As my working sex is mostly 'vanilla', I find in my personal life, I raise the bar more and more.
Who out there is exploring with this dynamic? What do you like about it? What works for you? What doesn't?
I can say that for me, I sigh with frustration when people come to me, wanting to explore with 50 shades of grey having peppered their vanilla icecream minds with what BDSM is about.
What is BDSM?
It is NOT these things:
-riding like a jackhammer hard and fast
...without any regard to my satisfaction or pleasure....
Yeah, that's porn, go figure, not reality.
Yeah, sure it's great, now the silly book has opened up the minds of the masses to discipline and domination. Alas, you newbies are misinformed!
BDSM can be (and more than this):
-The partner who plays the role of ”dominant” actually cares deeply for the physical, mental and emotional well being of his “submissive.” He would never do anything dangerous to her and his behavior is limited at all times strictly by what his partner finds enjoyable.
THAT is why I dont do anal first time, where's the trust dynamic? If you want that type of encounter, buy a blowup doll! GREAT SEX is about two people's energy, together.
-“Safe words” are well rehearsed before the fun even starts, so a submissive can tell her partner to stop at any time. “Red”, “yellow” and “green” are often used.
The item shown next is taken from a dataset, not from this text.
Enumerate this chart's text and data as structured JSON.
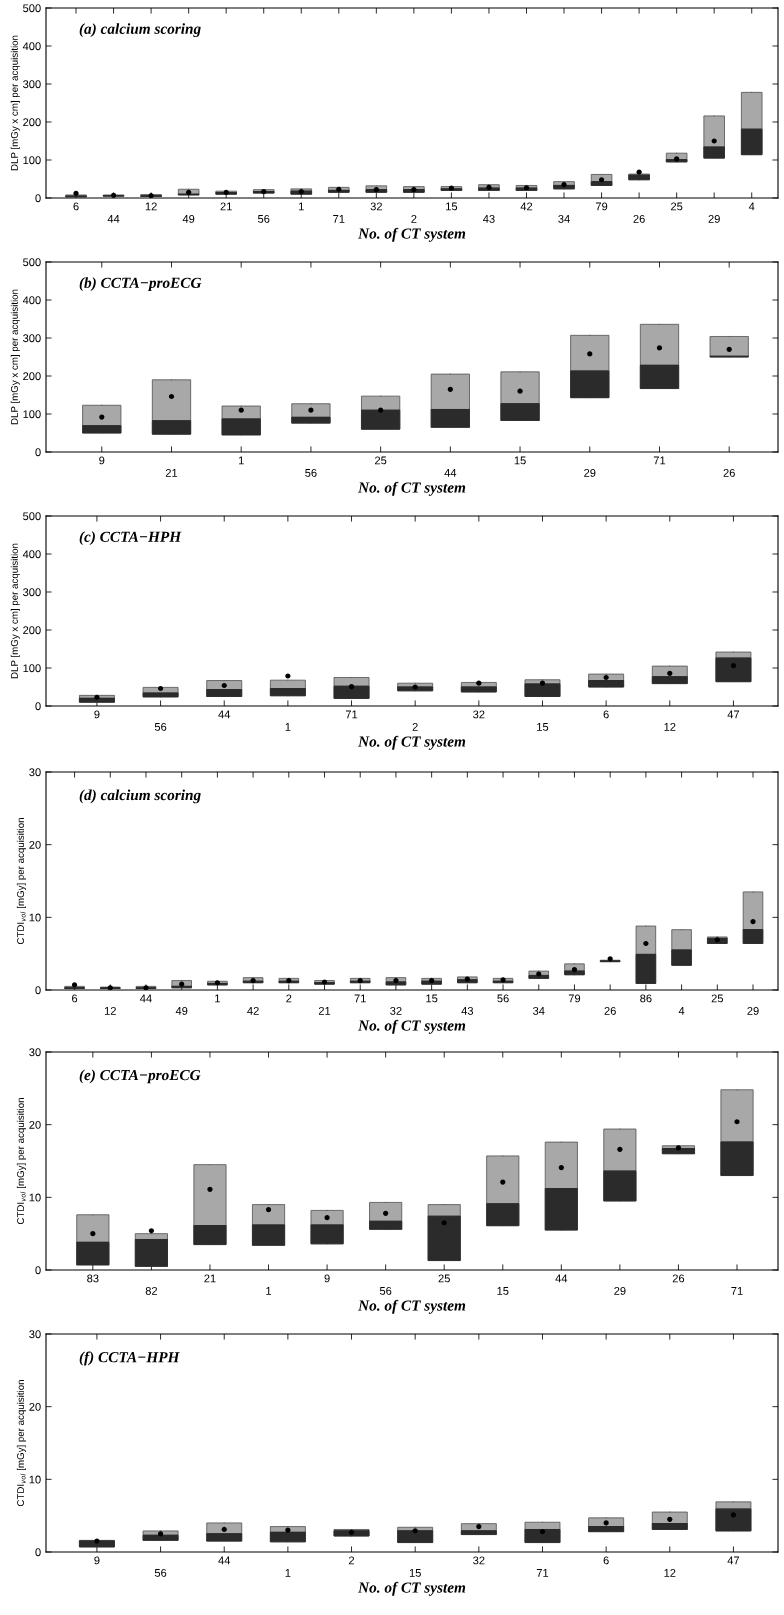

Red means exactly what you think: “stop right now because I’m not enjoying what you’re doing (or it’s just too intense, etc.).” Yellow means “I’m O.K. with what you’re doing for the moment, but I might not want you to continue.” Green means: “I really, really like that, keep it up!” Yes, he has a need to control, but a dominant always balances “control” of his sub with the prime directive to insure safety at all times and meet the needs and desires of his submissive.
-the Dominant is in Control. FICTION!!!
A dominant’s job is to fulfill the submissive’s needs — that’s what brings the dominant pleasure. “Every good dominant knows that the submissive is really the partner in control,” says Jennifer Hunter. “All a submissive woman has to do is relax and enjoy the ride while delicious sexual acts are visited upon her. She’s the star of the proceedings. Someone is ministering to her needs for a change. Master is choreographing all the action.”
The reason I engage in dom play? Because Im into seducing the man!! It's not about me lying there....no offence, but I'll more likely be a sub in my personal life.... I know what I'm doing, and I get off on it, so I'll do it.
According to Dr. Laura Berman: “Being dominated and out of control can feel very sexy, especially if you are someone who is typically in control and juggling many responsibilities at once. It can be very freeing and erotic to simply relinquish those responsibilities and tap into your sexual side without any guilt or pressure.”
Let’s face it, after a long day of managing employees, making all the decisions, looking after children, etc., being in charge can get old.
I'm too much of a control freak myself.
Oh and finally, it's not about PAIN. It's about power. A dynamic, mirroring exchange.
I'm not having a go, it's not something you can get a crash course in or read a trashy book about...it takes YEARS to learn. I still count myself as a novice, after getting into kink at age 18.